Problematika Kemiskinan DIY, Kebutuhan Beras dan Properti Rumah Penyumbang Garis Kemiskinan Terbesar
Kemiskinan menjadi benang kusut yang tak kunjung terurai di wilayah Daerah Istimewa Yogyakarta (DIY) sampai dengan saat ini.
Penulis: Miftahul Huda | Editor: Kurniatul Hidayah
TRIBUNJOGJA.COM, YOGYA - Kemiskinan menjadi benang kusut yang tak kunjung terurai di wilayah Daerah Istimewa Yogyakarta (DIY) sampai dengan saat ini.
Melalui Focus Group Discussion (FGD) yang diselenggarakan pada Rabu (24/11/2021) di gedung DPRD DIY, para wakil rakyat bersama instansi terkait mencoba mengurai permasalahan kemiskinan itu.

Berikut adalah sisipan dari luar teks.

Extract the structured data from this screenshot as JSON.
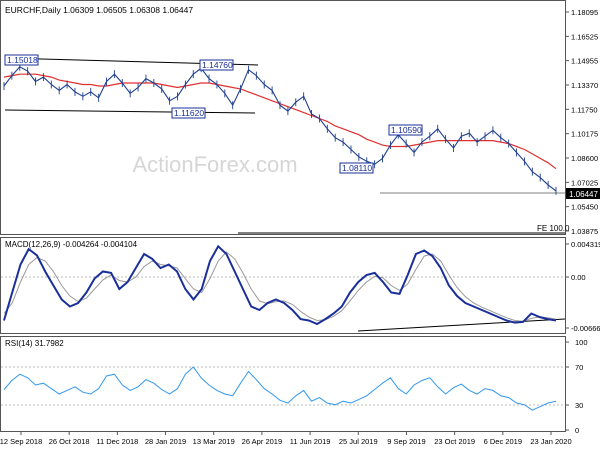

Koordinator penyusunan pokok-pokok pikiran DPRD DIY Arif Noor Hartanto mengatakan, berdasarkan data sensus penduduk, laju pertumbuhan penduduk di DIY sejak 2010 sampai dengan 2020 kemarin sebesar 0,58 persen per tahunnya dengan jumlah penduduk sebanyak 3,668 juta jiwa.

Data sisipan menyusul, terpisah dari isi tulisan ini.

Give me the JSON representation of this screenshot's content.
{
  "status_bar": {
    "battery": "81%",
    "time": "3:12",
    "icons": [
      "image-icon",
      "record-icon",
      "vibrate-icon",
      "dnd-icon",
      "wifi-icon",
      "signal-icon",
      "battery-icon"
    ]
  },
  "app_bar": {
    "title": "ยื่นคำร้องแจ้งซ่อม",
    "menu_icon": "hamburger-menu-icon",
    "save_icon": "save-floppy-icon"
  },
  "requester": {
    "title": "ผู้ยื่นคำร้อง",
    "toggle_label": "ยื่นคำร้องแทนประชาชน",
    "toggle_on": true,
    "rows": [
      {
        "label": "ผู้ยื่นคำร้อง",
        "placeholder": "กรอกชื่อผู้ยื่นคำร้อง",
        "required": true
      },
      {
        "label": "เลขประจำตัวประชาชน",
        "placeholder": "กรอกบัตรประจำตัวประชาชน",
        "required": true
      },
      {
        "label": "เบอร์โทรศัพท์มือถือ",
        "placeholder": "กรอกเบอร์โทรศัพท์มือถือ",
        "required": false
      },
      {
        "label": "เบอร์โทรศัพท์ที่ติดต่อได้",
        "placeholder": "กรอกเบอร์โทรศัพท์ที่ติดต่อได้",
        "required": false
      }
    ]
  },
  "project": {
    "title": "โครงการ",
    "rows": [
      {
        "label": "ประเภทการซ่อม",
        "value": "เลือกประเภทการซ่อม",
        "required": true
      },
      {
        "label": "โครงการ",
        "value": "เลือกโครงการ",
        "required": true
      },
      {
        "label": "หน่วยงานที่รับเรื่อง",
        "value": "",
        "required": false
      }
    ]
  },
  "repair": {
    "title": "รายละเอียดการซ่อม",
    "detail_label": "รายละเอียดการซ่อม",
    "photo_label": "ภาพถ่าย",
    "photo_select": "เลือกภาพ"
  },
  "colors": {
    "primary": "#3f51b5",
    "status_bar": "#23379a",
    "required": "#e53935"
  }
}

Dan berdasarkan survei sosial eknomi nasional (Susenas) per Maret 2021 lalu, menyatakan kategori kemiskinan dengan batas minimal pengeluaran Rp482.855 per kapita per bulan, menghadirkan angka 12,8 persen penduduk DIY masuk kategori miskin.
Artinya dari total penduduk DIY yang mencapai 3,668 juta jiwa, sebanyak 506,4 ribu jiwa masuk kategori miskin pada Maret 2021.

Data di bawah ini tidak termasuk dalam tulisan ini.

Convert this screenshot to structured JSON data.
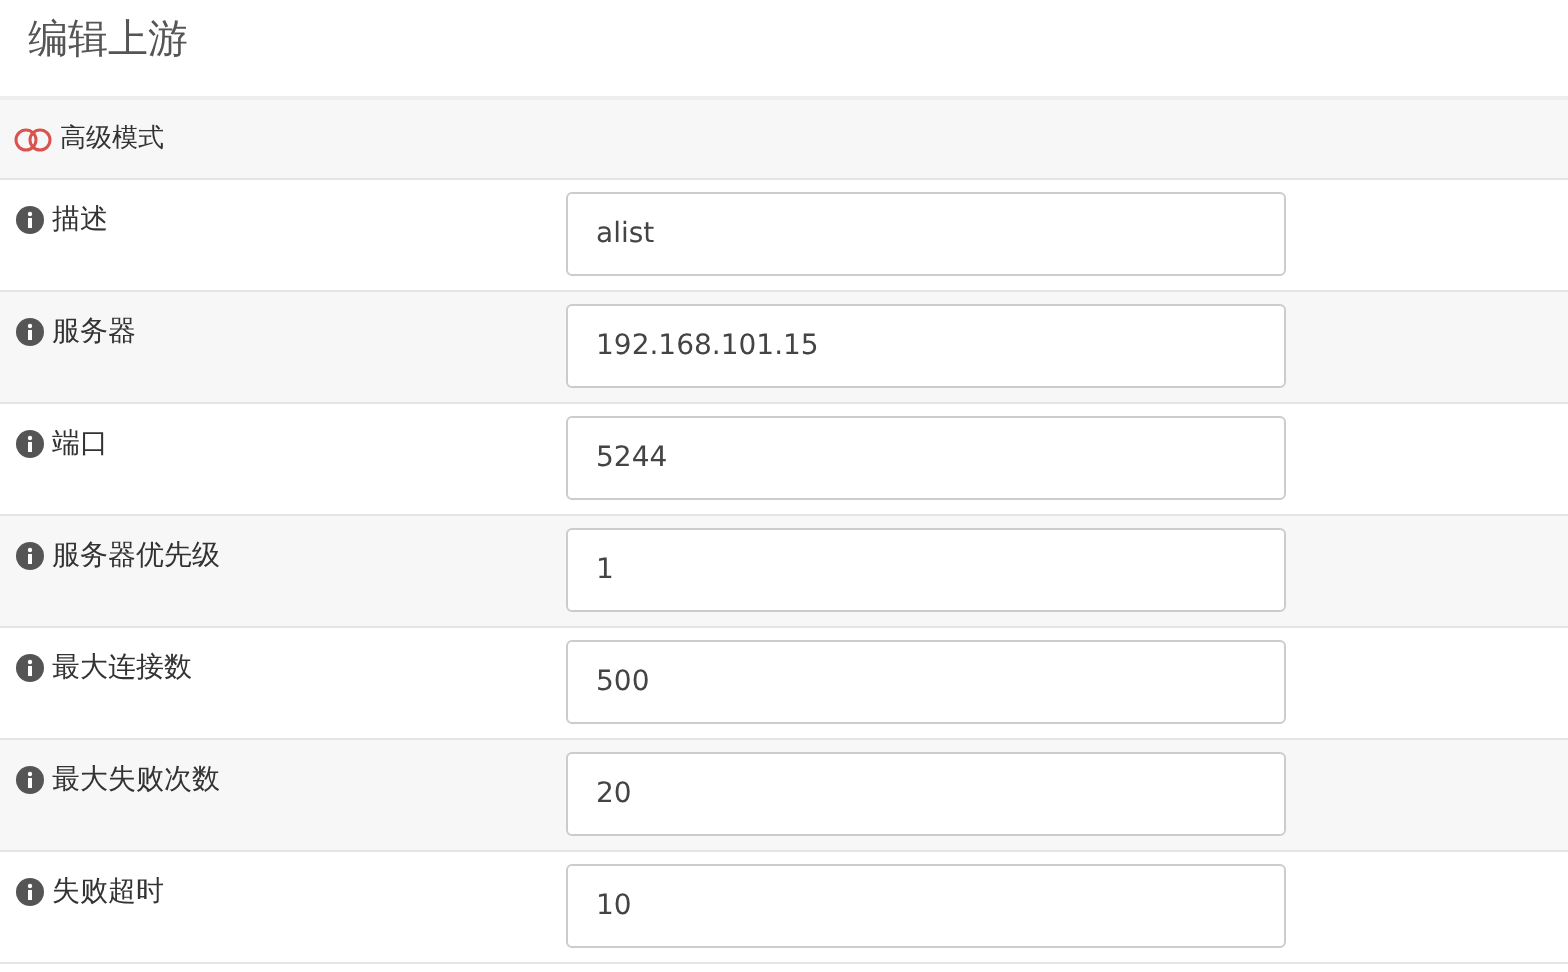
{
  "title": "编辑上游",
  "advanced_mode": {
    "label": "高级模式",
    "on": false
  },
  "fields": [
    {
      "label": "描述",
      "value": "alist"
    },
    {
      "label": "服务器",
      "value": "192.168.101.15"
    },
    {
      "label": "端口",
      "value": "5244"
    },
    {
      "label": "服务器优先级",
      "value": "1"
    },
    {
      "label": "最大连接数",
      "value": "500"
    },
    {
      "label": "最大失败次数",
      "value": "20"
    },
    {
      "label": "失败超时",
      "value": "10"
    }
  ]
}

Menurut Arif terjadi peningkatan kemiskinan sebesar 3,3 ribu jiwa jika dibandingkan pada September 2020 lalu
Dijelaskan pula dominan presentase itu, berdasarkan data Susenas berada di Kabupaten Kulon Progo, Kabupaten Gunungkidul dan Kabupaten Bantul.
"Artinya sangat jauh dari target angka kemiskinan 8,07 persen pada tahun 2021. Dominannya di Kulon Progo, Gunungkidul, dan Bantul," terang dia.
Baca juga: Mimbar Legislasi: Pembelajaran Tatap Muka Harus Segera Dilakukan, Begini Penjelasan DPRD Bantul
Menurut dia, mendiskusikan permasalahan kemiskinan di DIY merupakan upaya klasik yang perlu dijadikan catatan bagi para pemangku kebijakan.
Oleh sebab itu, sejumlah langkah untuk memperbaiki kategori kemiskinan merupakan langkah yang cukup baik untuk segera menemukan solusi terbaik atas permasalahan kemiskinan di DIY.
"Jika metode perhitungan berbasis pengeluaran dianggap kurang relevan, maka ada baiknya survei mendalam dengan melihat kemampuan ekonomi riil masyarakat," terang dia.
Langkah kedua, menurut Arif pemerintah harus konsisten menerapkan pengendalian penduduk dan migrasi penduduk dari luar DIY masuk ke wilayah DIY.
"Pengendalian kelahiran bisa diterapkan dengan metode pendekatan insentif, beasiswa bagi anak keluarga tidak mampu sampai dengan tingkat pendidikan tinggi," ujarnya.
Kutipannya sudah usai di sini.